Water-soluble .Mac

by Francois Joseph de Kermadec

Imagine for a second that the Google index is a big sheet of glass. Now, imagine GoogleBot is a big, fat, black marker. How do you go removing traces of ink? In other words, how do you get GoogleBot to de-index .Mac pages?

12 Comments

Carl
2006-05-10 01:34:26
Can you upload replacement pages identical to Apple's 404 pages, but with meta tags that say "no-index, no-follow" and "redirect"?


(To be clear, the replacement pages are replacements for your old pages. The index.htmls and whatnot. It will consist of a lot of redundant files, but it will get the job done, hopefully.)

FJ
2006-05-10 02:50:33
Carl,


Thank you for taking the time to post.


That would, indeed, probably work. It would however, in the current situation, require re-opening the FJZone .Mac account (which, indeed is something I could do). This however isn't overly practical, especially considering what it would take to globally solve the problem...


FJ

Michael Clark
2006-05-10 05:53:02
The pages may indeed be removed from Google's index, but if someone out there in the world has a link to your old page, Google finds it again, and re-indexes it. Try searching for the URL of the "bad" page with the link: parameter to see what pages are linking to the web page. Then you can ask if those web sites would change or remove the link.


Yes, Apple/.Mac is handling the situation poorly. They should be returning 404s.
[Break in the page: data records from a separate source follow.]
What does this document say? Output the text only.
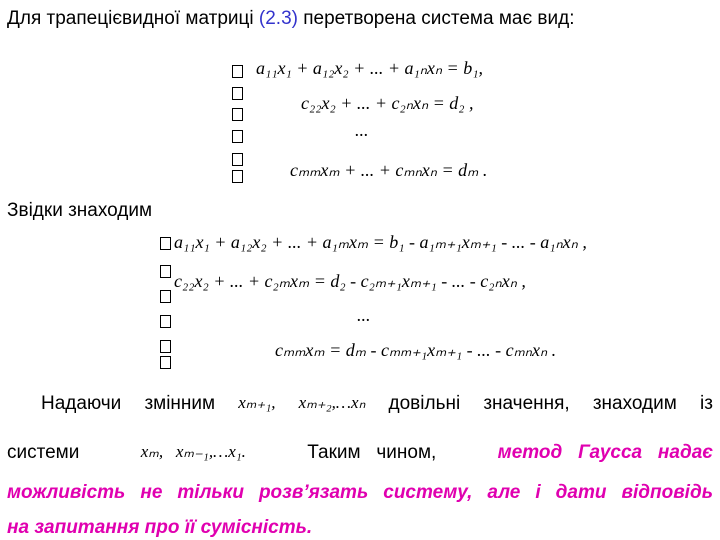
Для трапецієвидної матриці (2.3) перетворена система має вид:
a₁₁x₁ + a₁₂x₂ + ... + a₁ₙxₙ = b₁,
c₂₂x₂ + ... + c₂ₙxₙ = d₂ ,
...
cₘₘxₘ + ... + cₘₙxₙ = dₘ .
Звідки знаходим
a₁₁x₁ + a₁₂x₂ + ... + a₁ₘxₘ = b₁ - a₁ₘ₊₁xₘ₊₁ - ... - a₁ₙxₙ ,
c₂₂x₂ + ... + c₂ₘxₘ = d₂ - c₂ₘ₊₁xₘ₊₁ - ... - c₂ₙxₙ ,
...
cₘₘxₘ = dₘ - cₘₘ₊₁xₘ₊₁ - ... - cₘₙxₙ .
Надаючи змінним xₘ₊₁, xₘ₊₂,…xₙ довільні значення, знаходим із
системи	xₘ,   xₘ₋₁,…x₁.	Таким   чином,	метод   Гаусса   надає
можливість не тільки розв’язать систему, але і дати відповідь
на запитання про її сумісність.
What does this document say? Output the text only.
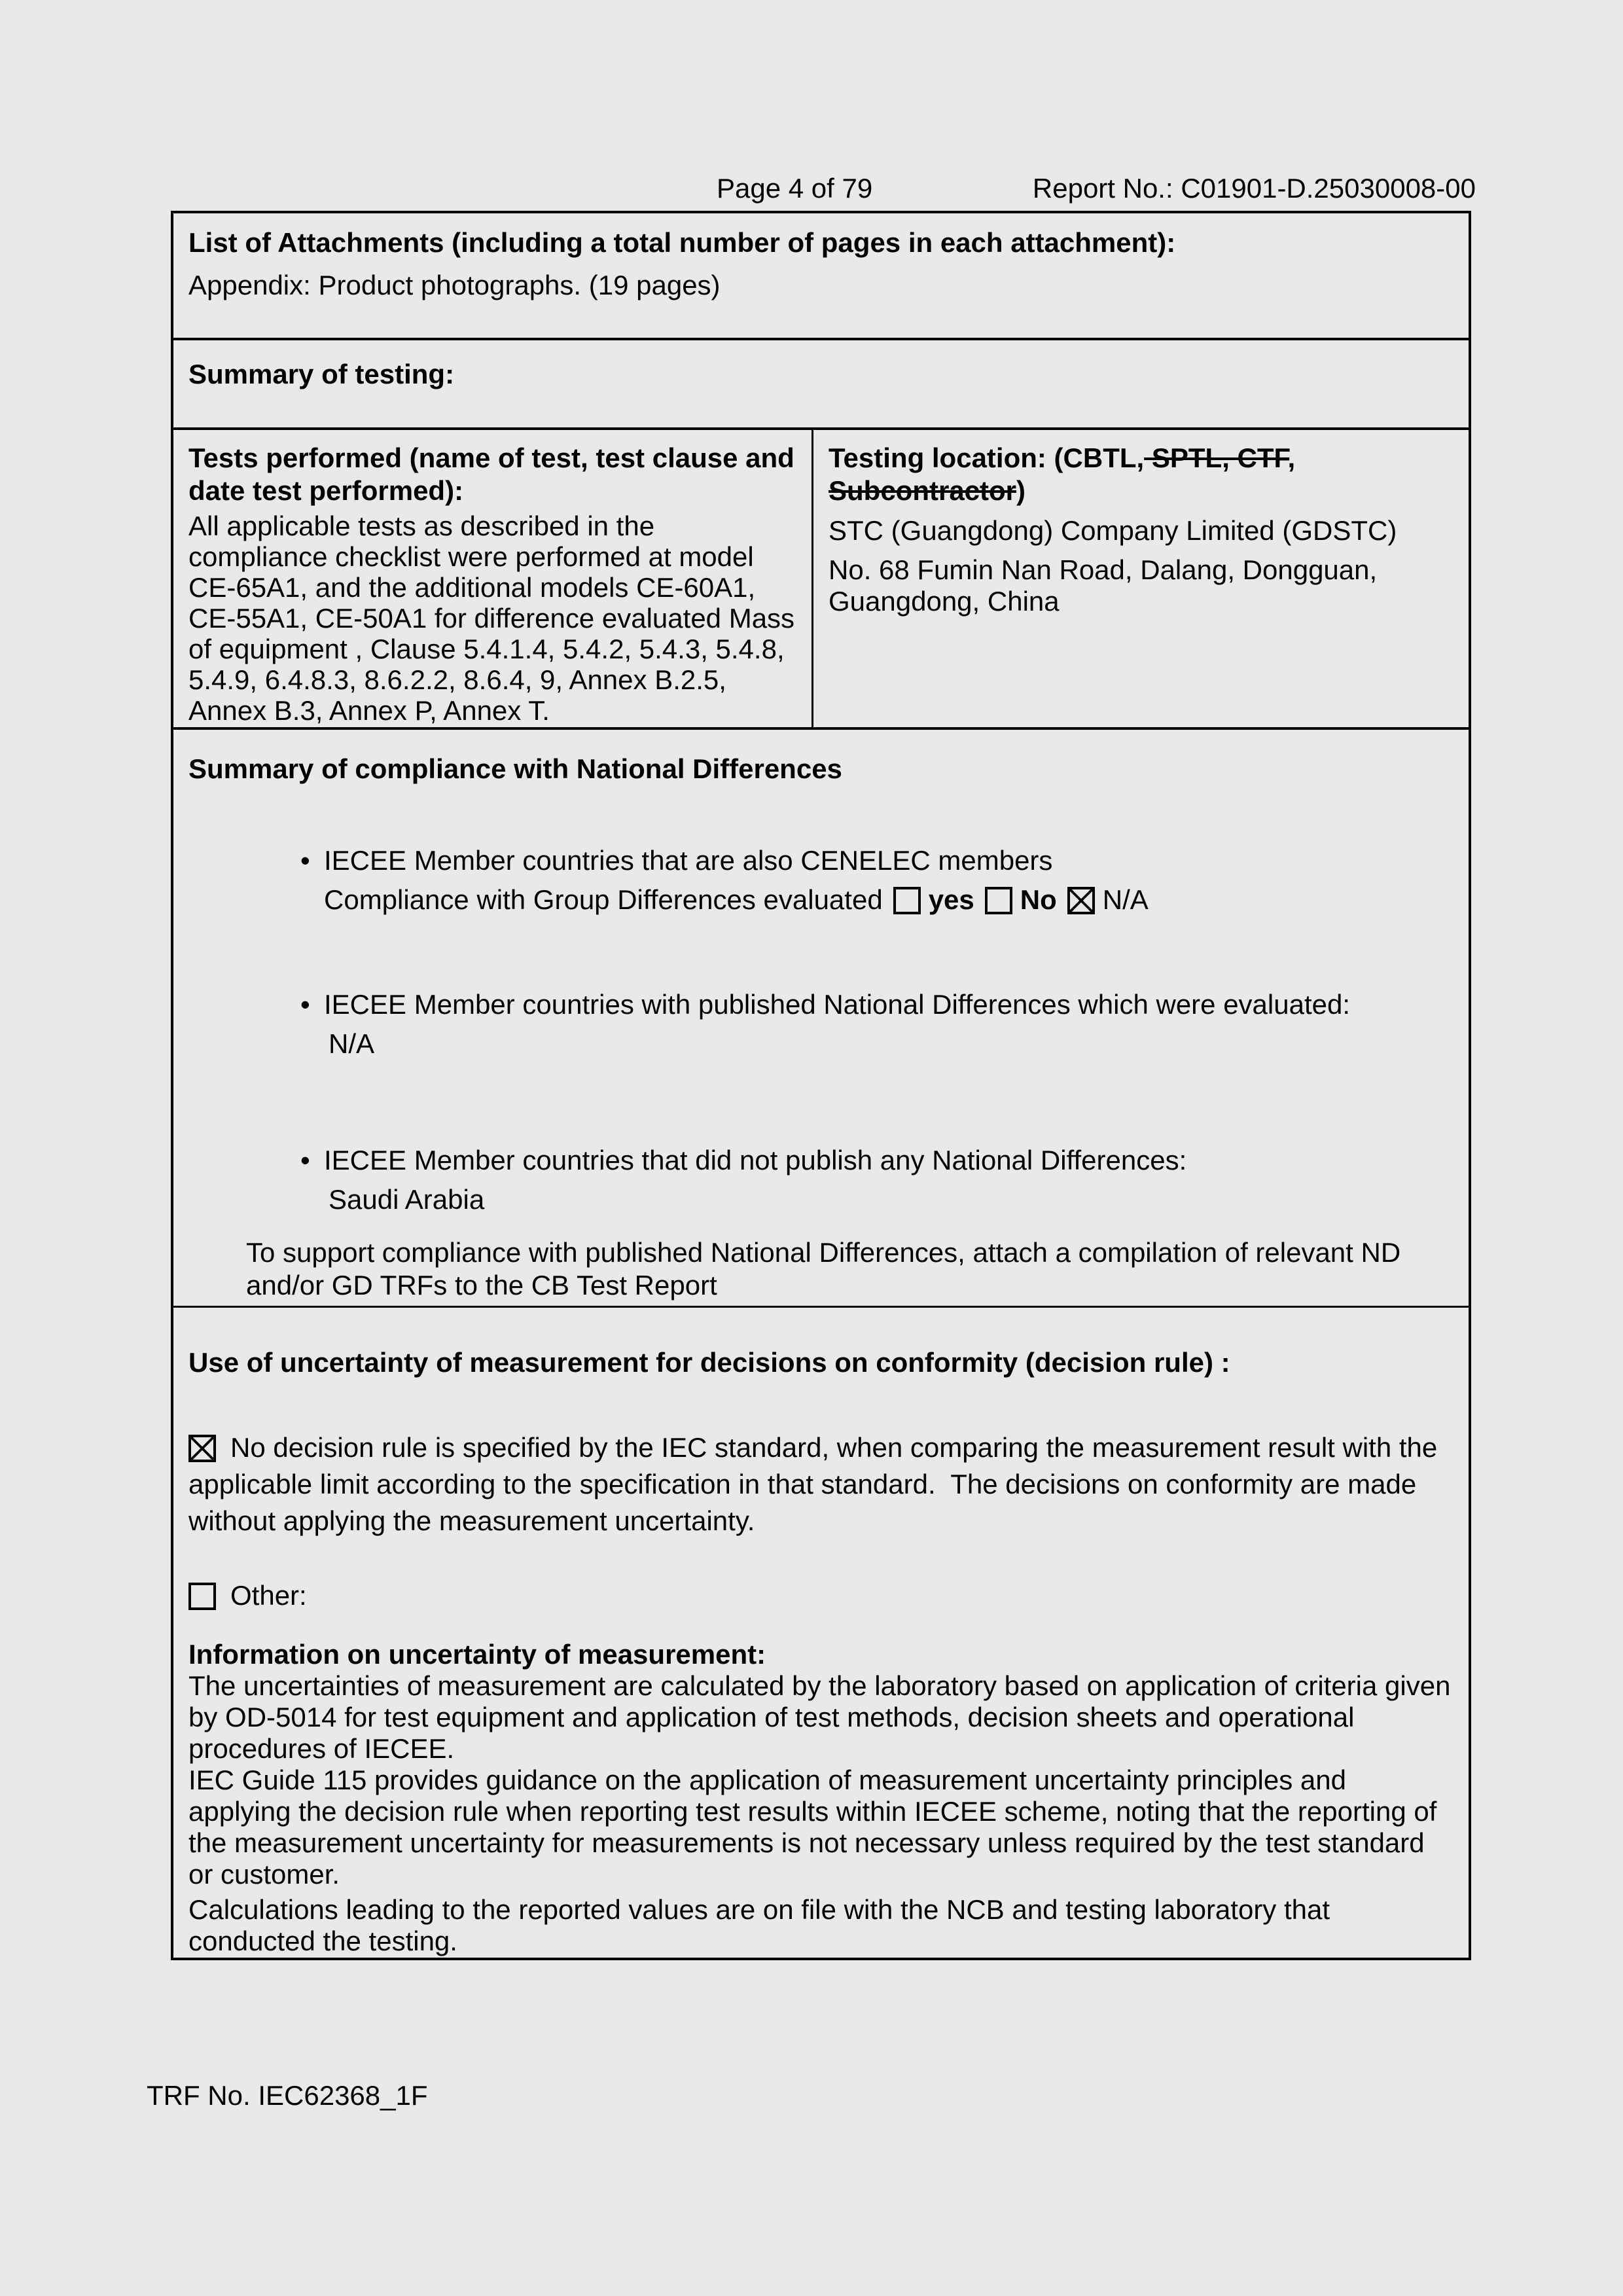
Page 4 of 79	Report No.: C01901-D.25030008-00
List of Attachments (including a total number of pages in each attachment):
Appendix: Product photographs. (19 pages)
Summary of testing:
Tests performed (name of test, test clause and date test performed):
All applicable tests as described in the compliance checklist were performed at model CE-65A1, and the additional models CE-60A1, CE-55A1, CE-50A1 for difference evaluated Mass of equipment , Clause 5.4.1.4, 5.4.2, 5.4.3, 5.4.8, 5.4.9, 6.4.8.3, 8.6.2.2, 8.6.4, 9, Annex B.2.5, Annex B.3, Annex P, Annex T.
Testing location: (CBTL, SPTL, CTF, Subcontractor)
STC (Guangdong) Company Limited (GDSTC)
No. 68 Fumin Nan Road, Dalang, Dongguan, Guangdong, China
Summary of compliance with National Differences
• IECEE Member countries that are also CENELEC members
Compliance with Group Differences evaluated yes No N/A
• IECEE Member countries with published National Differences which were evaluated:
N/A
• IECEE Member countries that did not publish any National Differences:
Saudi Arabia
To support compliance with published National Differences, attach a compilation of relevant ND and/or GD TRFs to the CB Test Report
Use of uncertainty of measurement for decisions on conformity (decision rule) :
No decision rule is specified by the IEC standard, when comparing the measurement result with the applicable limit according to the specification in that standard.  The decisions on conformity are made without applying the measurement uncertainty.
Other:
Information on uncertainty of measurement:
The uncertainties of measurement are calculated by the laboratory based on application of criteria given by OD-5014 for test equipment and application of test methods, decision sheets and operational procedures of IECEE.
IEC Guide 115 provides guidance on the application of measurement uncertainty principles and applying the decision rule when reporting test results within IECEE scheme, noting that the reporting of the measurement uncertainty for measurements is not necessary unless required by the test standard or customer.
Calculations leading to the reported values are on file with the NCB and testing laboratory that conducted the testing.
TRF No. IEC62368_1F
You should not have to pay for hosting at two places forever because of Apple's poor administration decision.

Anon and Anon
2006-05-10 08:29:24
Have you submitted feedback to Apple about it?


http://www.apple.com/feedback/mac/tm.html

FJ
2006-05-10 08:52:36
Anon,


I have indeed, thanks for reminding me! :-)


FJ

FJ
2006-05-10 08:53:42
Michael,


Hmm, I would think Google would attempt to follow the link from a third-party site and, upon failure, refrain from adding the URL to its index again. Am I wrong?


FJ

Fred
2006-05-10 09:52:14
I just checked, becvause .Mac updated today, and it looks like they fixed that.


If you type http://web.mac.com/fred/dfkdfk you get are proper 404.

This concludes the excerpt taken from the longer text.